Aaron Davis

The government and big data: Use, problems and potential

March 21, 2012 12:56 PM EDT

When it comes to managing data, government agencies have always had the same issue. From national intelligence to the IRS, the U.S. Census to local municipalities, there are massive amounts of data in agency computer systems. Much of that information is unstructured, meaning it does not fit into a pre-defined data model.

To understand what patterns exist in unstructured data, government agencies apply statistical models to large quantities of unstructured data.  The result is a movement called big data, which seeks to capture and process vast amounts of unstructured data. Since public agencies have not traditionally had enough human capital or computational capacity to manage and analyze all of their data, and given the shifting nature and exponentially growing amount of data, cloud computing-enabled big data tools are essential. Additionally, because government data is of a global nature, big data must take into account not only different types of data but also the multi-lingual nature of much of the data collected today. As a result, translation technologies are also a key component in effectively managing, sorting and distributing the types of unstructured data encountered in the public sector.

One of the most common tools utilized by government organizations is MapReduce. MapReduce is a software framework launched by Google in 2004 that supports distributed computing on large sets of data for computer clusters.  MapReduce makes generating statistics from both large amounts of data and unstructured data possible, in essence generating manageable structured data from unstructured data. As a result, agencies today can process large data sets quickly on cloud-based distributed systems. While the traditional way to analyze unstructured data was limited to a single computing node, the cloud model enables multiple computing nodes to each work on a portion of the data in parallel.  MapReduce frameworks like Hadoop help to bring the complexity of parallel computation on distributed systems within reach.

How the Government Mines Big Data

Many agencies use MapReduce clusters and analytics across the board to generate statistics that help them understand regional, local and global patterns and trends. I've run across a number of examples in my work with government clients. For one, local and state governments use big data to track and analyze usage patterns for their services so they can develop better, more effective services. Another example involves sorting citizen-oriented documents. Large numbers of census forms, IRS forms, election forms and many other official documents in different languages must be collected and managed. The government must not only ensure that people of diverse cultures can read important forms and information, but must also collect the incoming information from a diverse, multi-lingual citizenry. More and more, technology helps to sort and translate this information.

Another language-based example involves Iraq, where there is a huge undertaking to translate rule-of-law documents into Arabic so that Iraq can have a model for its own justice system. Additionally, Defense Advanced Research Projects Agency's (DARPA's) Broad Operational Language Translation (BOLT) program is a machine translation program that analyzes huge amounts of information in a variety of languages and formats, then determines which information is important for national security and military purposes. BOLT translates and sorts structured and unstructured data, including everything from foreign phrases to print documents and voice recordings to video.

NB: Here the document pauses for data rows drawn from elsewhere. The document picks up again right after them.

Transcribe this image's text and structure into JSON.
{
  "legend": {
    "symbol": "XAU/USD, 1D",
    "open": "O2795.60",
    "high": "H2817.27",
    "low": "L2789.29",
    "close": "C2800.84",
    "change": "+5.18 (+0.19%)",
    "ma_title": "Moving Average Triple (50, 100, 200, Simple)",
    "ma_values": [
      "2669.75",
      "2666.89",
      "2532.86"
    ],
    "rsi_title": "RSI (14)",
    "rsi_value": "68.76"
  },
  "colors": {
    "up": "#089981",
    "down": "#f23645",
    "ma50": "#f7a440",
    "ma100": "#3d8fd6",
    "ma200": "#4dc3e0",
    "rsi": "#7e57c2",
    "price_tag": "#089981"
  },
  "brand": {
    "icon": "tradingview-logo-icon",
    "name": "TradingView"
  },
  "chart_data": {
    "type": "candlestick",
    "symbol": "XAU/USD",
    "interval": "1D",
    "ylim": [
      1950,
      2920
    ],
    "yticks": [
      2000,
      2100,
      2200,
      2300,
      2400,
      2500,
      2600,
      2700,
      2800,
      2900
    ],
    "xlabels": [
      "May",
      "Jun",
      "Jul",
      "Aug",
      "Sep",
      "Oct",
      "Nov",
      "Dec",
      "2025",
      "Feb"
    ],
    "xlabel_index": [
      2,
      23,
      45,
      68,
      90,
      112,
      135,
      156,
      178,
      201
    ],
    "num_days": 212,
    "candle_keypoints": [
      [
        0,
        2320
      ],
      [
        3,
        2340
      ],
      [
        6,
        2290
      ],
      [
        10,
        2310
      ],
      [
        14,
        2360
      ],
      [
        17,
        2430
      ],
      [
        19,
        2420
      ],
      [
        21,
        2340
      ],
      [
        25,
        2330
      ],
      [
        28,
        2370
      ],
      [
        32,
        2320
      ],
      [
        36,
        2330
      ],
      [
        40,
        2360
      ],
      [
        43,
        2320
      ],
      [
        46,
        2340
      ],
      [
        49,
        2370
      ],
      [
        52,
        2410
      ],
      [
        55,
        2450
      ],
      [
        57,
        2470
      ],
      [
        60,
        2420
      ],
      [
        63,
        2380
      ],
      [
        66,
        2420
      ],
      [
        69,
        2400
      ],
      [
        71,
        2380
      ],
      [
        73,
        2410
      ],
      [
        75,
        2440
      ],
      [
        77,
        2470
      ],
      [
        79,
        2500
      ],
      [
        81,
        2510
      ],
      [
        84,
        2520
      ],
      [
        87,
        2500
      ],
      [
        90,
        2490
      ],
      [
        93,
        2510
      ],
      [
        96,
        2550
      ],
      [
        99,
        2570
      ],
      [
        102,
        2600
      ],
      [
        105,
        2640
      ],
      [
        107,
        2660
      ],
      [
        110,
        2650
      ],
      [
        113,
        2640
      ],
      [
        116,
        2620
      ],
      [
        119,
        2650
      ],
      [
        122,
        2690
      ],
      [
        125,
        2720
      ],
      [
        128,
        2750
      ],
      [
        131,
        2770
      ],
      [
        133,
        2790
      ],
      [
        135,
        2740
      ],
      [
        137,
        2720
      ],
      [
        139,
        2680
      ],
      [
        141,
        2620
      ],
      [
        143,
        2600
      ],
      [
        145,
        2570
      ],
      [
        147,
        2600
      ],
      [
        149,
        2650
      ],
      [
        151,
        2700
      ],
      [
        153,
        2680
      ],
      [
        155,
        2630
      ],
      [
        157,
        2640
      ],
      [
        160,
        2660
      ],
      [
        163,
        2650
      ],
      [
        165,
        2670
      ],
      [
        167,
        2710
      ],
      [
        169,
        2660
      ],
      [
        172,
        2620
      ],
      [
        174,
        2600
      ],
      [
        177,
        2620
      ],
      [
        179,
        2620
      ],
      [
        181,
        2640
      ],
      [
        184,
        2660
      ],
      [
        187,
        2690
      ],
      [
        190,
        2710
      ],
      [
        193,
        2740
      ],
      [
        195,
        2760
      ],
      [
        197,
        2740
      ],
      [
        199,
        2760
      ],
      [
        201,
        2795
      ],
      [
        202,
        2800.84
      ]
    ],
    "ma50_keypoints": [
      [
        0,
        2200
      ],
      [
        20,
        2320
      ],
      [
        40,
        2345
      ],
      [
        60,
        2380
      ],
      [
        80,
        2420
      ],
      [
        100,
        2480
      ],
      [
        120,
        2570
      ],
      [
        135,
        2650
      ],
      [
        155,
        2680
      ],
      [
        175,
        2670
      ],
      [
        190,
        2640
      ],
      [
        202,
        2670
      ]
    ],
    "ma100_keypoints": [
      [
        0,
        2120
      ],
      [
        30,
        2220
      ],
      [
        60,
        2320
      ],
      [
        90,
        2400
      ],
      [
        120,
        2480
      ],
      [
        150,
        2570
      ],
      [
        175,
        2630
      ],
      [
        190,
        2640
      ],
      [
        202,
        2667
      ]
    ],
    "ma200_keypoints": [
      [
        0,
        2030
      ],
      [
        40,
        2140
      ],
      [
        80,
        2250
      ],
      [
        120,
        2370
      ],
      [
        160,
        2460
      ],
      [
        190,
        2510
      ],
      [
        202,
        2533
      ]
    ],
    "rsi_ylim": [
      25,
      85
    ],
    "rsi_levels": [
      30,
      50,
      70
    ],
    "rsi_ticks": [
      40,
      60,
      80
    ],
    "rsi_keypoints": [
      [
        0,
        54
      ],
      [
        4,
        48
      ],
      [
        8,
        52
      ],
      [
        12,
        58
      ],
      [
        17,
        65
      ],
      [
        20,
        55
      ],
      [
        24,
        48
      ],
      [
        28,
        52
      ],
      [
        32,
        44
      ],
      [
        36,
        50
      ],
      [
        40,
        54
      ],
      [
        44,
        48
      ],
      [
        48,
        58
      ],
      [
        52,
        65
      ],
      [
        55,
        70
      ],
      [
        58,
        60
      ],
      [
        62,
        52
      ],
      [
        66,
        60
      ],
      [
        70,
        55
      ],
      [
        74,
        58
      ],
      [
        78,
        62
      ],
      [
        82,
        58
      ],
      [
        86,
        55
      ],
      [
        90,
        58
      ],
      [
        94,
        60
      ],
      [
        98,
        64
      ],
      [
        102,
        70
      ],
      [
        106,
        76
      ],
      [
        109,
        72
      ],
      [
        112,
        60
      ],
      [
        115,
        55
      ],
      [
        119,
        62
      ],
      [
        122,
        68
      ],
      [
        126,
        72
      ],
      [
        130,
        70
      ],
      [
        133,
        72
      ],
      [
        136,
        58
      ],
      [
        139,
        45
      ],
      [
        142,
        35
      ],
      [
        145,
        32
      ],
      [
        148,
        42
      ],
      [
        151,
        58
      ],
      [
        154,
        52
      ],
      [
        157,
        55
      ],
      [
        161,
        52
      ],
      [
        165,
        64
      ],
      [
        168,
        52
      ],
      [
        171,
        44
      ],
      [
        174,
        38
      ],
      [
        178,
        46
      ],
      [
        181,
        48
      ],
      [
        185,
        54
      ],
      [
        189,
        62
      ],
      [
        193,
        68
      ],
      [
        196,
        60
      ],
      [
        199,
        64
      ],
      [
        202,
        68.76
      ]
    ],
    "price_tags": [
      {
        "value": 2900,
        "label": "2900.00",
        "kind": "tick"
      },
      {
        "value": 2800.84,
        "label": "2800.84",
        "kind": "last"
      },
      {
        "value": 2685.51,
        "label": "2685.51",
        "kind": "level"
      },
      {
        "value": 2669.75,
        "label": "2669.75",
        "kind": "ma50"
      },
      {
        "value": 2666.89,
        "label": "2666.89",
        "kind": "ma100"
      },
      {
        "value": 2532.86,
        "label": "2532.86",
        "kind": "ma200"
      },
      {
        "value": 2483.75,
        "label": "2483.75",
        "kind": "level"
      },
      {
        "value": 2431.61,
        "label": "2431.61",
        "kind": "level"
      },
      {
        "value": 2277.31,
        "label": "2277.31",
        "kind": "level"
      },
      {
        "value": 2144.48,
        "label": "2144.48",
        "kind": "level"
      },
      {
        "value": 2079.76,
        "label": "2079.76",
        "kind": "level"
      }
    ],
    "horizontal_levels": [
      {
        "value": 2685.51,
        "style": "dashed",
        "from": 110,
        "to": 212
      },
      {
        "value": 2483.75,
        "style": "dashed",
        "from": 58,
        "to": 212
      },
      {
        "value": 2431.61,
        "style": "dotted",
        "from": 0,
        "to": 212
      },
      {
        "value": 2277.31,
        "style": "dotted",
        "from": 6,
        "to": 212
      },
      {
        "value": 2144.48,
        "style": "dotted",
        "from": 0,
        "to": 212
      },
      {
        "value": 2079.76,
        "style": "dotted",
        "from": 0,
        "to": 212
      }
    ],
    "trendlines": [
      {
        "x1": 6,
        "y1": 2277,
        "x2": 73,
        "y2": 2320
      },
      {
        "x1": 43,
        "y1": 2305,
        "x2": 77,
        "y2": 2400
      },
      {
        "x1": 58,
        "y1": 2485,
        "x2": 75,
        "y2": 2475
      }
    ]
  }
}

Intelligence is also a huge global application of big data. On a foreign policy level, I've seen agencies use big data to understand sentiment around overseas elections. Big data can analyze satellite images to find salient patterns that may be tactically significant. The advantage of big data here is its ability to handle such a broad swath of data types.

Problems Faced by the Government in its Usage of Big Data

Big data is still a relatively new concept, and although it has many advantages, challenges to big data's usage in the public sector exist too. One is cost: many agencies pay a high premium to both internal resources and external third parties to manage their data. Additionally, data management can sometimes be redundant if not properly set up. For example, an agency may translate documents and foreign social media feeds that, more often than not, are replicas of documents translated in the past. By combining intelligent solutions that couple big data with, for example, compatible translation tools, the government can be more efficient with spending.

Another challenge of big data comes with the public sector's inherent regulatory nature. Often regulations don't take into account the new, expanded capabilities that IT offers. While the commercial enterprise sector is currently working to set up IT governance to better manage its computing assets in a lean resource environment, the government already has all kinds of existing laws and regulations in place. Regulation can be so strong at times that it's hard to push forward with IT initiatives. Even with the enthusiasm and know-how in place, the approval process can bottleneck the speed at which new developments are deployed, sometimes causing government agencies to run five to 10 years behind enterprise IT adoption.

Catching Up to the Open Cloud

With MapReduce clusters in place, the government is making a dent in its abundance of data. Taking a look into the near future, once the approval process progresses, government agencies plan to deploy open cloud environments. Agencies are developing positions dedicated to the science of intelligently managing their data. These things will speed up and simplify government IT systems even more and enable the further advancement of data management in the public sector. When it comes to big data, there is perhaps no bigger data source than the U.S. government itself.

Aaron Davis is Chief Technology Officer of Lingotek | The Translation Network and a leader in collaborative translation platforms. Aaron is at the forefront of the technology and theories enabling organizations to communicate and interact with a global audience.